What to Do When Your Child Has a Dental Emergency
If you face a dental emergency, give us a call immediately. If you need urgent treatment after hours, you can call our emergency service at (316) 202-0140. We are always here to assist when your child's dental health is at risk.
Below are tips and strategies on dealing with urgent dental situations.
Bitten Lip or Cheek
If your child has bitten his or her lip or tongue severely enough to cause bleeding, clean the bite gently with water and use a cold compress to reduce or avoid swelling. Give us a call to help determine how serious the bite is or if the bleeding does not stop.
Broken, chipped, or fractured tooth
If your child has chipped or broken a piece off his or her tooth, have the child rinse out the mouth with warm water, then use a cold compress to reduce swelling. Try to locate and save the tooth fragment that broke off. Call us immediately to determine the need for urgent treatment.
If your child's tooth has been knocked out, find the tooth and rinse it with water (no soap), taking care to only touch the crown of the tooth (the part you can see when it's in place). If you can, place the tooth back in its socket and hold it in place with a clean towel or cloth. If you can't return the tooth to its socket, place it in a clean container with cold milk.

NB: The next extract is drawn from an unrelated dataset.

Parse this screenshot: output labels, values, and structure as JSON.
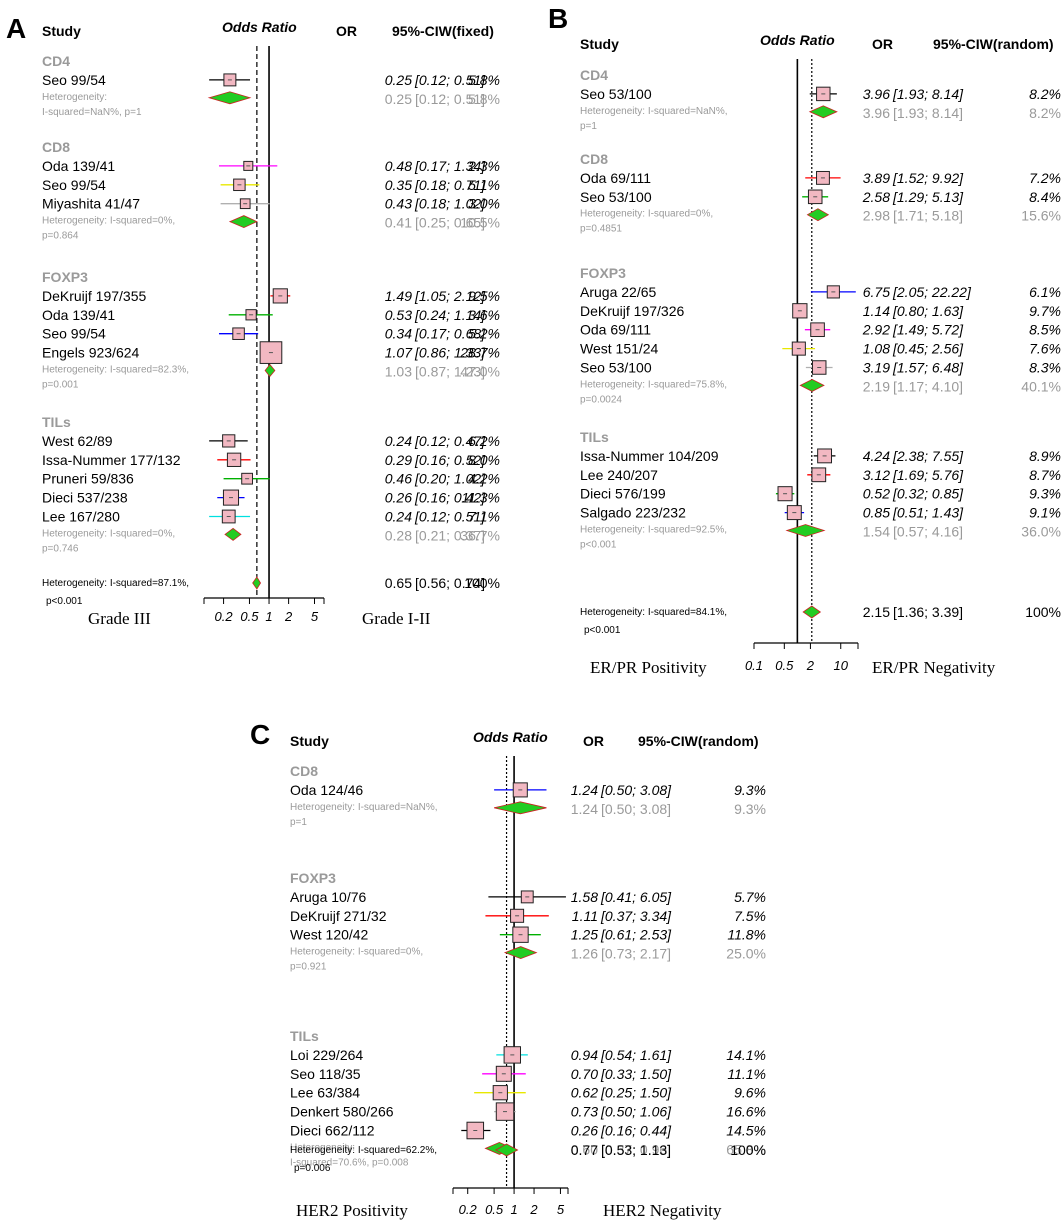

In either case, call us immediately and/or go to the emergency room. If you act quickly, it's possible to save a permanent or adult tooth. Primary or baby teeth are generally not re-implanted. If one of your child's primary teeth has been knocked out, you will want to schedule a visit to our practice as soon as possible so we can ensure there are no fragments of tooth remaining.
Call us immediately and/or go to the emergency room. Displaced teeth many times need “put back into place” and splinted (fixed in place) in order to promote proper healing of the tooth supporting jawbone and gums. This procedure has the best outcome the quicker it is accomplished.
If your child has a very loose tooth, it should be removed to avoid being swallowed or inhaled.
If your child complains of a toothache, rinse the mouth with warm water and inspect his or her teeth to make sure there is nothing caught between them. If pain continues, use a cold compress to ease it. Do not apply heat or any kind of aspirin or topical pain reliever directly to the affected area, because this can cause damage to the gums. Children's pain relievers may be taken orally. Schedule an appointment immediately. If your child’s face is swollen, please go to the emergency room immediately.
If you know or suspect your child has sustained a broken jaw, use a cold compress to reduce swelling. Call our emergency number and/or go to the emergency room immediately. In many cases a broken jaw is the result of a blow to the head. Severe blows to the head can be dangerous and even life threatening.
You can help your child avoid dental emergencies. Childproof your home to avoid falls. Don't let your child chew on ice, popcorn kernels, or other hard foods. Always use car seats for young children and require seatbelts for older children.
And if your child plays contact sports, have him or her wear a mouthguard. Ask us about creating a custom-fitted mouthguard for your child. Finally, prevent toothaches with regular brushing, flossing, and visits to our office.